Il TCR internazionale torna per il settimo appuntamento stagionale alla Motorsport Arena di Oschersleben, sul tracciato di oltre tre chilometri e mezzo inaugurato nel 1997.
Ad incantare nelle qualifiche è stato il pilota del team West Coast Gianni Morbidelli, autore della prima pole position stagionale, dopo aver ben impressionato nel secondo turno di libere.
Il leader del campionato Attila Tassi ha sino ad ora faticato ad ottenere prestazioni significative, con il campione in carica Stefano Comini apparso in difficoltà con la sua Audi RS3 nella giornata di sabato.

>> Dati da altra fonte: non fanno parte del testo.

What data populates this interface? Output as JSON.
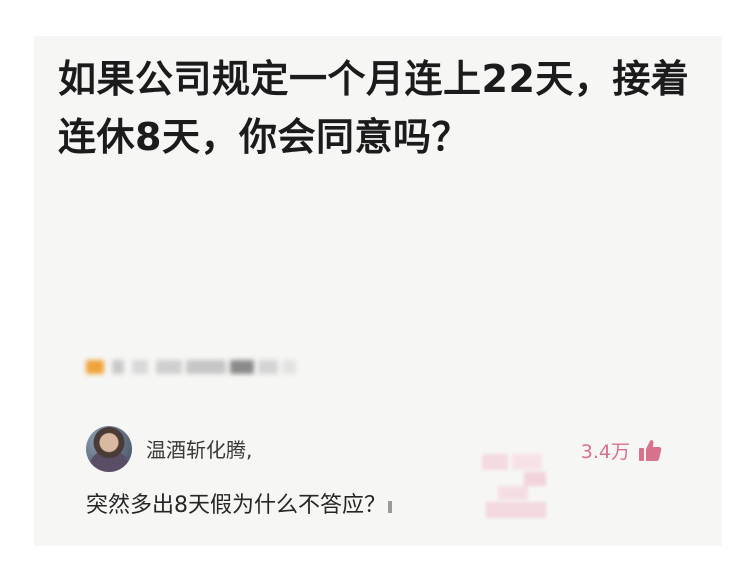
{
  "question": {
    "title": "如果公司规定一个月连上22天，接着连休8天，你会同意吗？"
  },
  "answer": {
    "username": "温酒斩化腾,",
    "like_count": "3.4万",
    "text": "突然多出8天假为什么不答应？"
  },
  "icons": {
    "like": "thumbs-up-icon",
    "avatar": "user-avatar"
  },
  "colors": {
    "like_accent": "#d8718c",
    "title_text": "#1b1b1b",
    "card_background": "#f6f6f4"
  }
}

Gara 1 è stata vinta dal poleman Gianni Morbidelli, successo mai in discussione per il pilota del team West Coast, seguito da Daniel Lloyd su Seat Leon e dalla Volkswagen di Rob Huff.
A completare la top 5, il pilota della Craft Bamboo James Nash e Giacomo Altoé del team West Coast. Bella rimonta per Comini partito dalle retrovie e giunto 6° finale ad oltre 16’’ dal battistrada.

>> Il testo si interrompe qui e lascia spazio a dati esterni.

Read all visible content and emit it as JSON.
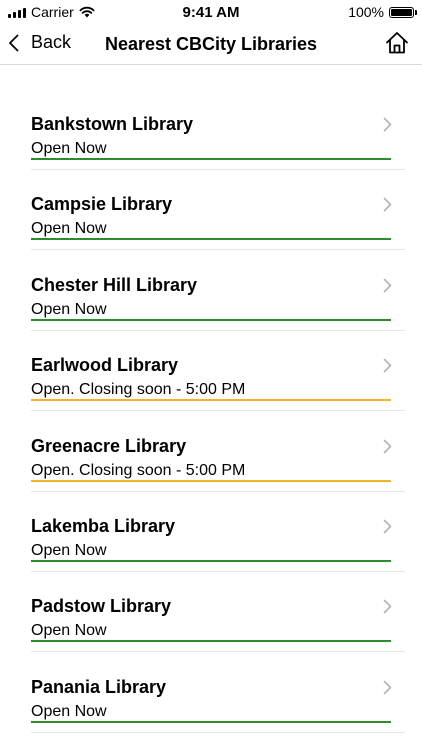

Frederic Vervisch, qualificatosi 16°, è stato costretto a partire dal fondo dello schieramento alle spalle di Duncan Ende per aver sostituito il motore sulla sua Audi RS3.
Sotto ad un cielo minaccioso e su asfalto umido per la pioggia scesa durante la notte, gara 1 è partita con un buon spunto del poleman Gianni Morbidelli, insidiato da Rob Huff e dai due piloti del team Leopard Jaap van Lagen e Daniel Lloyd. Nelle retrovie testacoda per Jean-Karl Vernay, rimasto coinvolto in un’azione con Attila Tassi. Brutto avvio per van Lagen ritrovatosi 6° dopo il primo giro, mentre Comini e Panis hanno dato vita ad un bel duello con scambio di posizioni. Da segnalare anche il triello che ha visto protagonisti Altoé, Engstler e Homola, con gli ultimi due arrivati al contatto in più di un’occasione ed il fuori pista di Kajaja, rientrato fortunatamente in pista.

Davvero tanti i duelli a centro gruppo, con una bella rimonta di Vervisch, dal 23° al 16° posto nell’arco di soli tre giri. Al 4° passaggio Vernay ha tamponato Tassi spedendolo nella ghiaia e causando l’entrata della safety car per rimuovere la vettura dell’ungherese, con conseguente aggiunta di due giri. Ritiro per Ensgtler, visibilmente deluso per non aver completato un weekend per lui sino ad ora positivo.
Foratura per Colciago costretto a rientrare ai box, perdendo così terreno prezioso in ottica iridata.

Alla ripresa delle ostilità duello acceso tra Homola e Paulsen, con Comini minaccioso e pronto a sfruttare gli errori degli avversari.
All’8° giro Oriola ha tamponato van Lagen facendogli perdere diverse posizioni, mentre Vernay ha ricevuto un drive-through per aver causato l’incidente con Tassi, penalità peraltro scontata immediatamente.
La tornata successiva grande difesa di Paulsen su Borkovic e drive-through affibbiato ad Oriola per aver danneggiato van Lagen. Bandiera nera per Attila Tassi, rientrato in pista all’11° giro, mentre Vernay è stato costretto al ritiro.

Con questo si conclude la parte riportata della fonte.